Le monde est une et une seule image grandeur nature de lui-même. Unique image qui nous parvient sous forme digitale pixélisée de toutes les images à haute-résolution affichées aux écrans vitreux partout sur terre, et qui cachent plus qu’elles ne montrent, montrent ce qu’elles cachent aux milliards d’yeux tétanisés.

Les images de toujours ont fait parler d’elles, de toujours on les a fait parler. Les êtres humains dont elles sont l’apanage avec ceux des animaux qui dans un miroir reconnaissent leur image, suscitant l’attraction ou la répulsion.

Mentales, toutes in fine le sont, cérébrales les sensations, les sentiments qu’elles nous font fuir ou rechercher, de désolation, de consolation, de manque, de complétude. Et lorsqu’une image est insoutenable, nous rappelle que voir suppose de croire ses yeux, quand bien même en toute image il y aurait de l’irrémédiable dès lors qu’elle a été imaginée, une image de plus, insoutenable elle aussi : on n’en sort pas..

Une et une seule image du monde après qu’il eut été reproduit en modèle réduit aux grottes d’ocres et de charbon de bois, après qu’il eut été révélé par son créateur à sa créature à l’image de lui-même comme il est raconté dans la Genèse biblique dans notre partie du monde fondu dans le monothéisme et comme nous le confirment les artistes fabricateurs d’images de cette image qui se confrontent à l’irréductibilité de la dissemblance. (Est-ce à dire que l’être humain exercerait ainsi une concurrence déloyale, que ses images seraient des copies de faussaire absolu jusque dans ses approximations ?)

Et pourtant, on nous l’avait bien dit :

« Tu ne feras pas d’idole (pesel), ni une image quelconque (temouna) de ce qui est en haut dans le ciel, ou en bas sur la terre, ou dans les eaux au-dessous de la terre » (Ex. 20, 4 ; Dt. 5, 8)

nous rappelle Catherine Chalier, complétant :

« Mais Celui qui parle sait aussi que cet interdit ne pourra pas être respecté à la lettre […] puisqu’Il ajoute immédiatement : ‘’Tu ne te prosterneras pas devant elles, tu ne les adoreras pas …’’ ».
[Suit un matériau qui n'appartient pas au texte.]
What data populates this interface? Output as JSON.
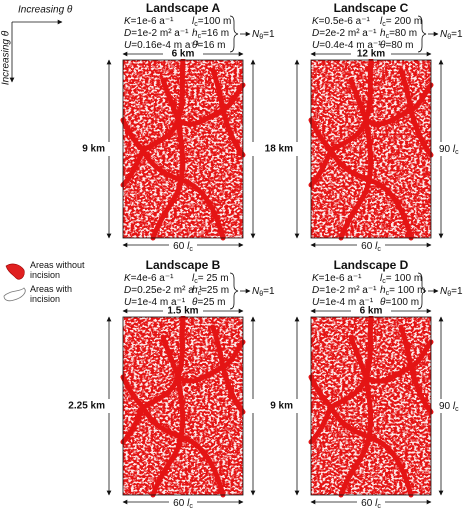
{
  "axes": {
    "top": "Increasing θ",
    "left": "Increasing θ"
  },
  "legend": [
    {
      "label": "Areas without incision"
    },
    {
      "label": "Areas with incision"
    }
  ],
  "panels": [
    {
      "title": "Landscape A",
      "params_left": [
        {
          "sym": "K",
          "rest": "=1e-6 a⁻¹"
        },
        {
          "sym": "D",
          "rest": "=1e-2 m² a⁻¹"
        },
        {
          "sym": "U",
          "rest": "=0.16e-4 m a⁻¹"
        }
      ],
      "params_right": [
        {
          "sym": "l",
          "sub": "c",
          "rest": "=100 m"
        },
        {
          "sym": "h",
          "sub": "c",
          "rest": "=16 m"
        },
        {
          "sym": "θ",
          "rest": "=16 m"
        }
      ],
      "result": {
        "sym": "N",
        "sub": "θ",
        "rest": "=1"
      },
      "width": "6 km",
      "height": "9 km",
      "right_label": {
        "pre": "90 ",
        "sym": "l",
        "sub": "c"
      },
      "bottom_label": {
        "pre": "60 ",
        "sym": "l",
        "sub": "c"
      }
    },
    {
      "title": "Landscape C",
      "params_left": [
        {
          "sym": "K",
          "rest": "=0.5e-6 a⁻¹"
        },
        {
          "sym": "D",
          "rest": "=2e-2 m² a⁻¹"
        },
        {
          "sym": "U",
          "rest": "=0.4e-4 m a⁻¹"
        }
      ],
      "params_right": [
        {
          "sym": "l",
          "sub": "c",
          "rest": "= 200 m"
        },
        {
          "sym": "h",
          "sub": "c",
          "rest": "=80 m"
        },
        {
          "sym": "θ",
          "rest": "=80 m"
        }
      ],
      "result": {
        "sym": "N",
        "sub": "θ",
        "rest": "=1"
      },
      "width": "12 km",
      "height": "18 km",
      "right_label": {
        "pre": "90 ",
        "sym": "l",
        "sub": "c"
      },
      "bottom_label": {
        "pre": "60 ",
        "sym": "l",
        "sub": "c"
      }
    },
    {
      "title": "Landscape B",
      "params_left": [
        {
          "sym": "K",
          "rest": "=4e-6 a⁻¹"
        },
        {
          "sym": "D",
          "rest": "=0.25e-2 m² a⁻¹"
        },
        {
          "sym": "U",
          "rest": "=1e-4 m a⁻¹"
        }
      ],
      "params_right": [
        {
          "sym": "l",
          "sub": "c",
          "rest": "= 25 m"
        },
        {
          "sym": "h",
          "sub": "c",
          "rest": "=25 m"
        },
        {
          "sym": "θ",
          "rest": "=25 m"
        }
      ],
      "result": {
        "sym": "N",
        "sub": "θ",
        "rest": "=1"
      },
      "width": "1.5 km",
      "height": "2.25 km",
      "right_label": {
        "pre": "90 ",
        "sym": "l",
        "sub": "c"
      },
      "bottom_label": {
        "pre": "60 ",
        "sym": "l",
        "sub": "c"
      }
    },
    {
      "title": "Landscape D",
      "params_left": [
        {
          "sym": "K",
          "rest": "=1e-6 a⁻¹"
        },
        {
          "sym": "D",
          "rest": "=1e-2 m² a⁻¹"
        },
        {
          "sym": "U",
          "rest": "=1e-4 m a⁻¹"
        }
      ],
      "params_right": [
        {
          "sym": "l",
          "sub": "c",
          "rest": "= 100 m"
        },
        {
          "sym": "h",
          "sub": "c",
          "rest": "= 100 m"
        },
        {
          "sym": "θ",
          "rest": "=100 m"
        }
      ],
      "result": {
        "sym": "N",
        "sub": "θ",
        "rest": "=1"
      },
      "width": "6 km",
      "height": "9 km",
      "right_label": {
        "pre": "90 ",
        "sym": "l",
        "sub": "c"
      },
      "bottom_label": {
        "pre": "60 ",
        "sym": "l",
        "sub": "c"
      }
    }
  ]
}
Et délimite ainsi le cadre biblique de cet Appel des images, l’illimite au cours d’une analyse incrémentale, suivant une discursivité sémantique que sa connaissance de l’hébreu autorise, en philosophe catholique convertie au judaïsme, de sorte que dieu s’écrit Dieu, il, Il, quand la typographie fait signe d’y croire..

Un interdit, mais que l’on vénère l’image d’un dieu ou de plusieurs, que l’origine du monde relève de mythes antinomiques ou animistes, cela fait-il une grande différence en ce que toute représentation imagée, plastique comme dénominative, toute description imaginative bloquée sur ses signifiants en ce qu’elle n’envisagerait pas l’image dans toutes ses significations, impliquerait logiquement un comportement idolâtre des mots à la polysémie toute relative – et l’abstraction en matière plastique ou sémantique, manière de substituer l’une par l’autre ?.
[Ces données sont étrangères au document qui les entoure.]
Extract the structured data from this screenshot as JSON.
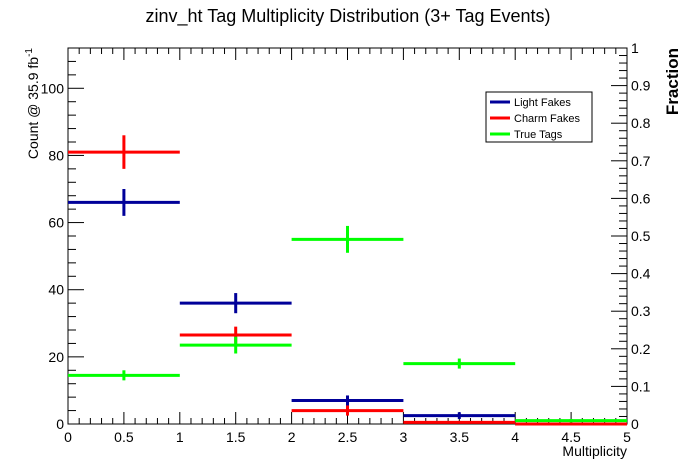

Et comment cet interdit continue de nous parvenir par écrit à la vitesse d’une lecture interloquante, telle qu’émis par le Livre de Tous Les Livres, inlassablement relu et interrogé dans cet ouvrage, ligne à ligne, sans interlignes..

Et de quelle puissance intrinsèque d’envoûtement, l’image procède-t-elle dont l’ouvrage de Catherine Chalier voudrait nous faire revenir à nous ? Et quelle peur inavouable la beauté des images adorées occulterait, sachant que les images que nous ressentons sont le produit de réactions chimiques d’oxydo-réduction ainsi que les décrit si bien Jean-Pierre Changeux dans son Homme neuronal. ?.
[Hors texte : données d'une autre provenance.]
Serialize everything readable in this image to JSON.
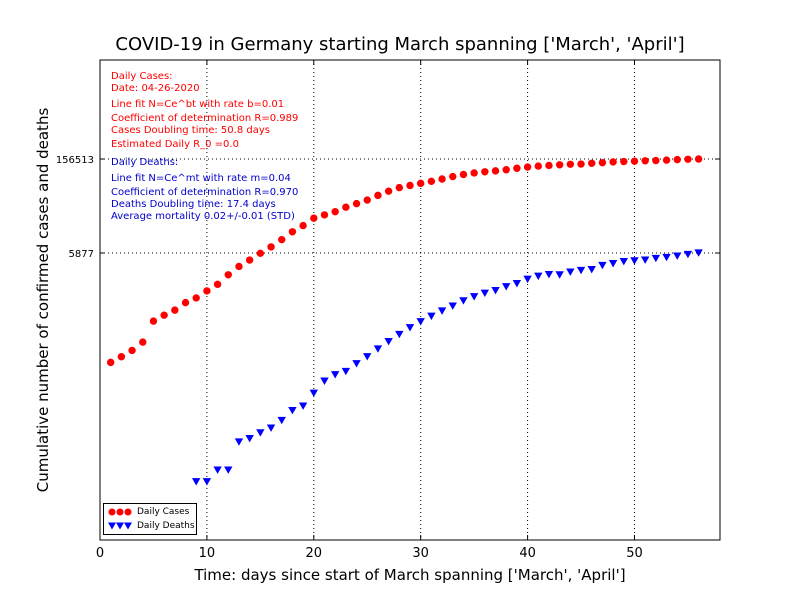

« C’est toujours en effet l’infortune de la mort qui s’installe, en nous, autour de nous, avec l’idole. Mais ce procès de l’idolâtrie doit-il donc être celui de toutes les images, picturales ou mentales ? […] elle porte en elle un coefficient de révolte contre ‘’Celui qui parla et les choses furent’’ […] Or si l’idolâtrie s’acharne à cela, souvent au nom de Dieu, c’est parce qu’elle ne supporte pas l’invisible, la transcendance et l’infini. »

Cet Appel me fait repenser aux icônes byzantines reproduites et dérivées jusqu’aux abstractions noires sur fond noir de Kasimir Malevitch, lesquelles se rapprochent jusqu’à la brûlure carbonisante du blasphème ; me fait repenser à l’éblouissant Christ Pantokrátor observé dans la cathédrale de Cefalù, aux millions de carrés de mosaïque polychromes préfigurant nos écrans CMJN ; me fait repenser dans la Chapelle Sixtine aux Bibendum sur-gonflés à l’hélium de Michel-Ange jusqu’aux tristement joyeux et plus vrais que personnages en apesanteur de Marc Chagall..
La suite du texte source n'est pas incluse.